While Coward admits the 1,000 percent computational increase requirement is only for a few scenarios, he points back to the fact that H.264 is baked into silicon while H.265 is not yet.

"When we worked with the reference HEVC encoder, we found that it took an average latency of 20-30 seconds for a single frame of video to be transcoded," said Coward. "While we know that will be optimized over time, and the broadcast world may delay the use of HEVC for a number of years, we think data centers will face a bottleneck much sooner, perhaps within the next 9 months."

Coward's point is well taken: Having worked on MPEG-1, MPEG-2, and MPEG-4 telco-grade solutions in the past, I've seen firsthand that there was always a window of time between the standard being stabilized in software before it's committed to silicon.

That window could last a year or more—and QuickFire is betting it will take longer, so the company's approach is to provide a denser computational solution platform on which existing transcoding software solutions can ride.

Call the T-Video Transcoding Platform V1100, Quickfire's single-RU box consists of multiple Ethernet connectors (3 x 1 GigE and 2 x 10 GigE SPF) and eleven quad-core Core i7 mobile CPUs.

"We use 11 of Intel's Core i7 3615QM CPUs," said Coward, "each with an integrated graphics processor unit. The combination of the quad-core CPU and the integrated GPU lets our platform dramatically decrease one of the big factors in data center cost: power consumption."

While we've not been able to yet verify the claim, QuickFire says its box can do 100 ingests via IP, simultaneously outputting up to 100 1080p outputs.

"We can bring the power consumption down from 75 watts per transcode to 7 watts per transcode," he said.

Coward says that QuickFire has focused the T-video solution on being a platform solution.

"We're not selling the V1100 as a pre-packaged encoder," said Coward. "Companies can put their own software on the box."
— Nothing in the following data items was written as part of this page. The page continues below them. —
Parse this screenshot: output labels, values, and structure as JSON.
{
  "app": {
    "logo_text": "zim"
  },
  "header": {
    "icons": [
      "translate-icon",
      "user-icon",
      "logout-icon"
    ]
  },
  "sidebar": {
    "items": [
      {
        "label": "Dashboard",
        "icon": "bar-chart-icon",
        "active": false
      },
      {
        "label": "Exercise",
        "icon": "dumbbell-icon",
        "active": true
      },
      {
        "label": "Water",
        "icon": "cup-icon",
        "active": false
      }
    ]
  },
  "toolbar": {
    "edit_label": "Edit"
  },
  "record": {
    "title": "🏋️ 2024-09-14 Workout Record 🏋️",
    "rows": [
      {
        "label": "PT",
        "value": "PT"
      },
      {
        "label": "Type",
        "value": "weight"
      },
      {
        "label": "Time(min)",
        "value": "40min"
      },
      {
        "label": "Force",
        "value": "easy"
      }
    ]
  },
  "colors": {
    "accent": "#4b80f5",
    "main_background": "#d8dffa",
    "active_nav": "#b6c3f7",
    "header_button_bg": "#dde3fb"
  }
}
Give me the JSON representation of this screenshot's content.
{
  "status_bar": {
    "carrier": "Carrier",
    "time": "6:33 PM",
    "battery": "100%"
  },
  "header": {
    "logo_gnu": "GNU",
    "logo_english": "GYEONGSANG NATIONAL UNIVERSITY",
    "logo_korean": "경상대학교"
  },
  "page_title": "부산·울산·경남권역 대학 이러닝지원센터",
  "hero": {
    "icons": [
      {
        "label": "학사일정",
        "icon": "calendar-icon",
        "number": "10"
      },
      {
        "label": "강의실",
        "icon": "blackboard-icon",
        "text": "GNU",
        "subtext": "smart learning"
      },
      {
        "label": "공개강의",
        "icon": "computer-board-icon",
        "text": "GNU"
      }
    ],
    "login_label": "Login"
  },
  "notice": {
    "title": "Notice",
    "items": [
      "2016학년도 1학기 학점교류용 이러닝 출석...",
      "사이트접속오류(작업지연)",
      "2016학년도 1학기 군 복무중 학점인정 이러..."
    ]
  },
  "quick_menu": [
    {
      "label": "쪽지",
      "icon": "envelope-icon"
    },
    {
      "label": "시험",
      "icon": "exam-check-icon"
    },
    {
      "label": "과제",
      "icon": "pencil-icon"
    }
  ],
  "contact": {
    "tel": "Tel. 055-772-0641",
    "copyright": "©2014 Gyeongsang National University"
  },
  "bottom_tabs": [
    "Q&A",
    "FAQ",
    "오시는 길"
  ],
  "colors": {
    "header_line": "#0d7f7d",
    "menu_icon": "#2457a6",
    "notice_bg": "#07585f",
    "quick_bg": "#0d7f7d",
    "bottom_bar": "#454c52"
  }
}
Coward agreed when I asked if the approach was more like that of Network Engines, which would create a separate SKU per pre-packaged build for each of its customers. In that way, the competition for QuickFire isn't around the Elementals or other purpose-built transcoders, but more a competition with Dell, HP, and other blade server manufacturers.

Vantrix is one company to take advantage of the QuickFire solution, as witnessed by a joint press release the companies published at April's NAB show.

Coward also said the power of the T-video solution is attracting file-based transcoding clients.

"We designed T-Video be a real-time IP-IP transcoder for format conversion and rate adaptation," he said, "but the density we achieved is so high that we're also winning customers for offline file-based transcoding." 

In light of the file-based transcoding potential, Coward says the V1100 has both shared storage and private storage, the latter being dedicated to a single CPU.

"The V1100 has 4TB of shared storage and also has 480GB of private storage for each CPU," he said. "This private storage is intended for operating system, application, scratch files, and local storage, while the shared storage is mainly for shared media content."

"All told, we can do around 9TB (480GB x 11 + 4 TB shared) in this 1U appliance, all with SSD," he added. "This brings the cost per stream to about one-fifth of Xeon-based approaches."

Quickfire Networks is showcasing its T-video V1100 this week at The Cable Show 2013 in Washington, DC.